As the Eleventh Circuit has written in Dowdell v. City of Apopka, Fla.:

Reasonable attorneys’ fees under the Act must include reasonable expenses because attorneys’ fees and expenses are inseparably intertwined as equally vital components of the costs of litigation. The factually complex and protracted nature of civil rights litigation frequently makes it necessary to make sizeable out-of-pocket expenditures which may be as essential to success as the intellectual skills of the attorneys. If these costs are not taxable, and the client, as is often the case, cannot afford to pay for them, they must be borne by counsel, reducing the fees award correspondingly.
* * * * * *
... [I]f the real income of civil rights litigators is decreased because they must absorb costs which are generally billable in other types of cases, the market result will be to channel attorneys toward more remunerative types of litigation. Decreasing the supply of attorneys necessarily decreases the access to the courts of victims of civil rights violations.14

III.

The linchpin of the majority opinion is its conclusion that expert witness fees are sufficiently analogous to attorney’s fees that both should be controlled by the guidelines set out in Alyeska. Despite this perceived analogy, the majority denies that Congress might have intended expert witness fees and other out-of-pocket expenses to be included as incidental expenses within an award of attorney’s fees or costs. In so holding, the majority takes a path inconsistent with that chosen by every other circuit. It supports this novel result by reasoning that, because Congress has expressly provided for the award of expert witness fees in some statutes, it must therefore have intended to exclude them in all other instances, and by finding that the word “costs” refers only to those limited costs specified in § 1920.

The fact that Congress has expressly mentioned expert witness fees in addition to attorney’s fees and costs in more recently adopted expense-shifting statutes does not persuade me that the fee-shifting phrases in the Civil Rights Act, the Clayton Act, and all other earlier enacted statutes were intended to exclude them. Over two-thirds of the statutes cited by the majority were enacted within the last ten years, and all were enacted within the last fifteen. Consequently, I do not find them determinative of the intent that Congress had when it enacted such statutes as the Clayton Act a hundred years ago, long before expert witness fees became so substantial and common-place as to warrant express reference. Neither should such interpretation by negative implication override the explicit legislative history of a more recently enacted statute, such as the Civil Rights Attorneys’ Fees Awards Act.

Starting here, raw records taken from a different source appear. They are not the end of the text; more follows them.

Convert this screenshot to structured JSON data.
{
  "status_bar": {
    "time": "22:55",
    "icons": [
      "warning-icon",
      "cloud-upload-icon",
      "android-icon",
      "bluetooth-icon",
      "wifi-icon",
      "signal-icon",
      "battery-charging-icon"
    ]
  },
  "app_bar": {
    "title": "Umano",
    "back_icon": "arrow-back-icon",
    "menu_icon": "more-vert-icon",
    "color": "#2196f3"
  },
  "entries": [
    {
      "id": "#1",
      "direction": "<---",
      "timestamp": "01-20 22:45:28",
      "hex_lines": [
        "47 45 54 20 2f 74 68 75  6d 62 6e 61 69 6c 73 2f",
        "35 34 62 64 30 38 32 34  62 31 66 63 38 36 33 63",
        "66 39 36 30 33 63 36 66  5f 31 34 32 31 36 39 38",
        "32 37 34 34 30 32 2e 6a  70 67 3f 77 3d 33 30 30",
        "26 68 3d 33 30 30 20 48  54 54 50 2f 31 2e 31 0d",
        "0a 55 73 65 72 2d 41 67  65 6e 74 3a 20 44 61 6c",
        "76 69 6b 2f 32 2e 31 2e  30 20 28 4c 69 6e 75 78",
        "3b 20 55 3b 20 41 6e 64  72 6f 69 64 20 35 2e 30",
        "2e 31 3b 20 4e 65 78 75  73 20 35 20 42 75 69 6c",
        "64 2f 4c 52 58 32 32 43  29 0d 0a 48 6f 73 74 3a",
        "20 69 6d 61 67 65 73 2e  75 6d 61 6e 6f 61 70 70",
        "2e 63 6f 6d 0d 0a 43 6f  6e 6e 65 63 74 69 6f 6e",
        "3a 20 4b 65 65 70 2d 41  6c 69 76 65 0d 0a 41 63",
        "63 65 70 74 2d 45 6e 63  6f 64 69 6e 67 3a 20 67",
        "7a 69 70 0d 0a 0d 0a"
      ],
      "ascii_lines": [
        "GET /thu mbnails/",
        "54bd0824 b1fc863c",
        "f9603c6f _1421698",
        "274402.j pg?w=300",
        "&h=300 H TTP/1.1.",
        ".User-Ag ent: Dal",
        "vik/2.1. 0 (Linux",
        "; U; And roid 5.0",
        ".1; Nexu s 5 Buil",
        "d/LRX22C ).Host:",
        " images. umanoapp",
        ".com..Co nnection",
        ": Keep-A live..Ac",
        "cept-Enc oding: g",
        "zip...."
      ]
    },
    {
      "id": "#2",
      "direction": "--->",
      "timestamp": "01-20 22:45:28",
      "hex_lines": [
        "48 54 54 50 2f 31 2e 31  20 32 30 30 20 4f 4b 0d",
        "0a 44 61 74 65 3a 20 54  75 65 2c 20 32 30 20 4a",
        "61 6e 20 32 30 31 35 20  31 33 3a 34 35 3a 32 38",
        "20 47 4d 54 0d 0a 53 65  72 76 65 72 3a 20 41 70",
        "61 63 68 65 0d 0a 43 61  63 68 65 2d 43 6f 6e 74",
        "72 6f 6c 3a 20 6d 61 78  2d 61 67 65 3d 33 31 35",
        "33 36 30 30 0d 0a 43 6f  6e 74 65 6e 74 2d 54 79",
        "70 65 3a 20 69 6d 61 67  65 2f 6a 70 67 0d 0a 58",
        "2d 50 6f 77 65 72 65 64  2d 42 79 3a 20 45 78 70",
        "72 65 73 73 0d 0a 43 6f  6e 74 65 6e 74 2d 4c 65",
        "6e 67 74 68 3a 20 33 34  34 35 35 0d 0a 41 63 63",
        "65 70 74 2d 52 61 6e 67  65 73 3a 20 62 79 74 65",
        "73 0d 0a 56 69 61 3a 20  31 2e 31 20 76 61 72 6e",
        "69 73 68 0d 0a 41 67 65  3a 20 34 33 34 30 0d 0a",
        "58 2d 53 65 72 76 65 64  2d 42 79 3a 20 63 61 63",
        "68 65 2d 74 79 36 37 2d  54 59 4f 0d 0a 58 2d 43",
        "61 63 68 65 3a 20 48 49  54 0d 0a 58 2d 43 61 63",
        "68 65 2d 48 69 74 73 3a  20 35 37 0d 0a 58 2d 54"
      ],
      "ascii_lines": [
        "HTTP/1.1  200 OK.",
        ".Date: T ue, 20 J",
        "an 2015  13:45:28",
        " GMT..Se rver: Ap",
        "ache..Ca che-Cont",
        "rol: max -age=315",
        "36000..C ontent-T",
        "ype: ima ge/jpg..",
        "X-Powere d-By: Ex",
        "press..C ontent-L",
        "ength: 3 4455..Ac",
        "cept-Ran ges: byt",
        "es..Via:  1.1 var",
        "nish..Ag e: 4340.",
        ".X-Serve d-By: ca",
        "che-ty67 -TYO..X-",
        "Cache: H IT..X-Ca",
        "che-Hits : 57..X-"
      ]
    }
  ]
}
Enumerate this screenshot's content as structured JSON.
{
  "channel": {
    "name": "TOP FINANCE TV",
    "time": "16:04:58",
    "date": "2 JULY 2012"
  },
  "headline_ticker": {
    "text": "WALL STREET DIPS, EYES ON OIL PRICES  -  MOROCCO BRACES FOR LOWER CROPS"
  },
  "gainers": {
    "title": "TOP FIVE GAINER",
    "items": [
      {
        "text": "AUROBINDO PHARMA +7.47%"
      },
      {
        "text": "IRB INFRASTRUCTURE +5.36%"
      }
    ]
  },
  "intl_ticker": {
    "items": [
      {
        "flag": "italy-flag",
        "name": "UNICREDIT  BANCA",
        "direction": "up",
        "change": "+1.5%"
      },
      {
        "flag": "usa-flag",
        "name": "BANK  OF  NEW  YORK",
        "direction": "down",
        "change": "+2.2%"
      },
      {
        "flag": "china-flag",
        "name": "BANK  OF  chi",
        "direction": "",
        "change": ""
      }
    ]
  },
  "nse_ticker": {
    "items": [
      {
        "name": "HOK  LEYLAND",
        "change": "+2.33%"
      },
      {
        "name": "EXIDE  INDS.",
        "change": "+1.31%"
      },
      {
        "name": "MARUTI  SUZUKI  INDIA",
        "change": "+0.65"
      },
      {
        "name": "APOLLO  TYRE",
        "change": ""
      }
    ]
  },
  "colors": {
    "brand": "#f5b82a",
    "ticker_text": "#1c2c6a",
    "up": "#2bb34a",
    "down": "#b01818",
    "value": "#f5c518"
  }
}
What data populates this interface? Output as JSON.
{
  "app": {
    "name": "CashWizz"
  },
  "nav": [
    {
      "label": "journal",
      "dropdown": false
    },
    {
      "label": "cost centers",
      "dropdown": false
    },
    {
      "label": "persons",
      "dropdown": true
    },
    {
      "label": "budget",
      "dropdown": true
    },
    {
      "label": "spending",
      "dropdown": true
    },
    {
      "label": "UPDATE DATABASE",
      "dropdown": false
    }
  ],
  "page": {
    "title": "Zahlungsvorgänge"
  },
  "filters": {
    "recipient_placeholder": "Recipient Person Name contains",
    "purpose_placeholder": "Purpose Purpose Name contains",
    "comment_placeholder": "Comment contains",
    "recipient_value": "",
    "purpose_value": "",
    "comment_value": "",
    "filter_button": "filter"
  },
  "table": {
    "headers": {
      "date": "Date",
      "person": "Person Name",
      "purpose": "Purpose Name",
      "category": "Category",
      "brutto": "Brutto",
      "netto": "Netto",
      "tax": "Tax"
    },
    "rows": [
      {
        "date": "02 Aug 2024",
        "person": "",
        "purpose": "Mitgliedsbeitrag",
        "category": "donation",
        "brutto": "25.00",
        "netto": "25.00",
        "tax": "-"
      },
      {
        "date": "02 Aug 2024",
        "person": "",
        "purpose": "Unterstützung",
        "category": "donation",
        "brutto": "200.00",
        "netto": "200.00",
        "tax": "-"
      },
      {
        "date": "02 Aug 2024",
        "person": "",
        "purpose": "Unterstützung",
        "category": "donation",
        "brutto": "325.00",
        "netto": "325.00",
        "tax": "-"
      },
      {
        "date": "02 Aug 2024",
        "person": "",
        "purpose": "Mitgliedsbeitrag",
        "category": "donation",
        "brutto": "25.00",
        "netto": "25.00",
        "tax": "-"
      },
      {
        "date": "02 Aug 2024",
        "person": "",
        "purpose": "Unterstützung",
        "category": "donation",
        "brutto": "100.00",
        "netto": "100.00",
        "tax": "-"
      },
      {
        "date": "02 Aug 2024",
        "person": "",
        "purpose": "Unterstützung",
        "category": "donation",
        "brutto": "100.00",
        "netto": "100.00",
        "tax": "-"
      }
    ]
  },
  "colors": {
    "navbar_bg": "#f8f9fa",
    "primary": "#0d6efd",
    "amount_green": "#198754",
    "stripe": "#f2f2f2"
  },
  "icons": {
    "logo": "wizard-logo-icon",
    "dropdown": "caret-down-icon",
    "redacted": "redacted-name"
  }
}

Circuit courts from every circuit, in cases arising under § 1988, have allowed the prevailing party to recover expert witness fees or other expenses of litigation not enumer*1185ated in § 1920, either as costs or as part of attorney’s fees.15

The First Circuit, in Palmigiano v. Garrahy,16 approved the inclusion of all reasonable and necessary expenses in awards of attorney’s fees under § 1988.

The Second Circuit, in Beazer v. New York City Transit Authority,17 awarded the expenses of a pre-trial hearing and trial preparation under § 1988.

The Third Circuit, in Wehr v. Burroughs,18 has awarded LEXIS charges as a reasonable expense of litigation included within an award of attorney’s fees.

•The Fourth Circuit, in Wheeler v. Durham City Board of Education,19 approved the award of copying, long distance telephone and travel expenses, along with all other out-of-pocket expenditures by a successful civil rights attorney.

In Berry v. McLemore20 and Jones v. Diamond,21 cases the majority today overrules, this circuit has awarded expert witness fees under § 1988.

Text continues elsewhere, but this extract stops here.